Low cholesterol and Alzheimer’s Disease
Approximately half of the brain is made up of fats. Dr. F. M.Corrigan and colleagues, writing in 1991 about the relief of Alzheimer’s Disease, ask that “strategies for increasing the delivery of cholesterol to the brain should be identified”. In the fight against Alzheimer’s disease, they recommend increasing fat intake.
And at the other end of life
In 1991 the US National Cholesterol Education Progr>
ecommended that children over two years old should adopt a low-fat, low-cholesterol diet to prevent CHD in later life. A table showing a good correlation between fat and cholesterol intakes and blood cholesterol in seven to nine-year-old boys from six countries supported this advice. What it did not show, however, was the strong correlation between blood cholesterol and childhood deaths in those countries. As is clearly demonstrated, the death rate rises dramatically as blood cholesterol levels fall. So for children too, low blood cholesterol is unhealthy.
Low blood cholesterol, aggressive behaviour and suicide
Lastly, since 1992, several observers have noted increases in suicides among those undertaking cholesterol-lowering dietary regimes. Decreases in blood cholesterol cause decreases in serotonin receptors leading to increased microviscosity and affecting the balance of cerebral lipid metabolism which could have profound effects on brain function.
In institutions, aggressive people and those with antisocial personality have been found to have lower blood cholesterol levels than normal: Typically 5.04mmol/l vs 6.02mmol/l.
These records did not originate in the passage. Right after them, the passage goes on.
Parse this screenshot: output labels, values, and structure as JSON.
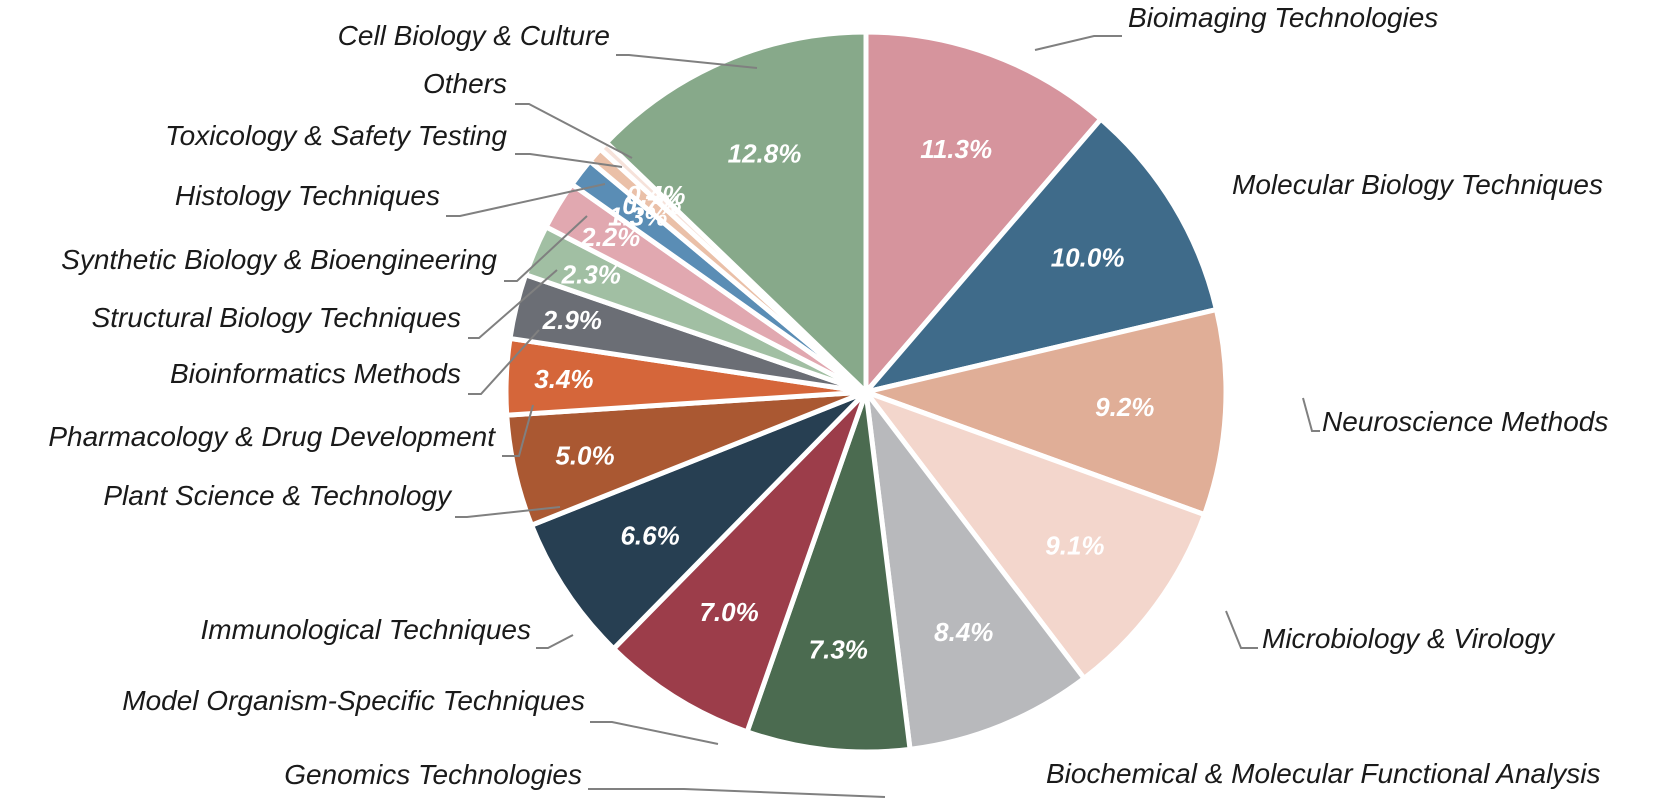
{
  "chart_data": {
    "type": "pie",
    "title": "",
    "start": "top, clockwise",
    "slices": [
      {
        "label": "Bioimaging Technologies",
        "value": 11.3,
        "value_label": "11.3%",
        "color": "#d6949d"
      },
      {
        "label": "Molecular Biology Techniques",
        "value": 10.0,
        "value_label": "10.0%",
        "color": "#3f6b8a"
      },
      {
        "label": "Neuroscience Methods",
        "value": 9.2,
        "value_label": "9.2%",
        "color": "#e0ae97"
      },
      {
        "label": "Microbiology & Virology",
        "value": 9.1,
        "value_label": "9.1%",
        "color": "#f3d6cc"
      },
      {
        "label": "Biochemical & Molecular Functional Analysis",
        "value": 8.4,
        "value_label": "8.4%",
        "color": "#b8b9bc"
      },
      {
        "label": "Genomics Technologies",
        "value": 7.3,
        "value_label": "7.3%",
        "color": "#4b6b50"
      },
      {
        "label": "Model Organism-Specific Techniques",
        "value": 7.0,
        "value_label": "7.0%",
        "color": "#9c3d4a"
      },
      {
        "label": "Immunological Techniques",
        "value": 6.6,
        "value_label": "6.6%",
        "color": "#273f52"
      },
      {
        "label": "Plant Science & Technology",
        "value": 5.0,
        "value_label": "5.0%",
        "color": "#aa5832"
      },
      {
        "label": "Pharmacology & Drug Development",
        "value": 3.4,
        "value_label": "3.4%",
        "color": "#d5663a"
      },
      {
        "label": "Bioinformatics Methods",
        "value": 2.9,
        "value_label": "2.9%",
        "color": "#6b6e75"
      },
      {
        "label": "Structural Biology Techniques",
        "value": 2.3,
        "value_label": "2.3%",
        "color": "#a1bfa3"
      },
      {
        "label": "Synthetic Biology & Bioengineering",
        "value": 2.2,
        "value_label": "2.2%",
        "color": "#e1a8b0"
      },
      {
        "label": "Histology Techniques",
        "value": 1.3,
        "value_label": "1.3%",
        "color": "#5a8db5"
      },
      {
        "label": "Toxicology & Safety Testing",
        "value": 0.7,
        "value_label": "0.7%",
        "color": "#eac0a8"
      },
      {
        "label": "Others",
        "value": 0.4,
        "value_label": "0.4%",
        "color": "#f6e2da"
      },
      {
        "label": "Cell Biology & Culture",
        "value": 12.8,
        "value_label": "12.8%",
        "color": "#87a98a"
      }
    ]
  }
}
Mental patients with high blood cholesterol (7.55mmol/l) were less regressed and withdrawn than those with lower (4.80mmol/l).
Dr Matthew G Dunnigan of Stobhill General Hospital, Glasgow, concludes that:
“Without definite data on all-cause mortality and with current unresolved concerns about excess deaths from non-cardiac causes in RCTs, decisions to embark on lifelong lipid lowering drug treatment in most patients with primary hypercholesterolaemia depend on the doctor’s interpretation of available evidence. As in other situations in which certainty is illusory, this varies from evangelical enthusiasm for lowering lipid concentrations to therapeutic nihilism.”
DR. GREENE’S COMMENT: Again here is more info to show the folly of trying to get your cholesterol low. It is not good for you but it makes the doctors feel better. It is my opinion that the optimum levels for cholesterol in one’s body is 180 – 250. It is at these levels that typically my patients tell me they feel the best overall.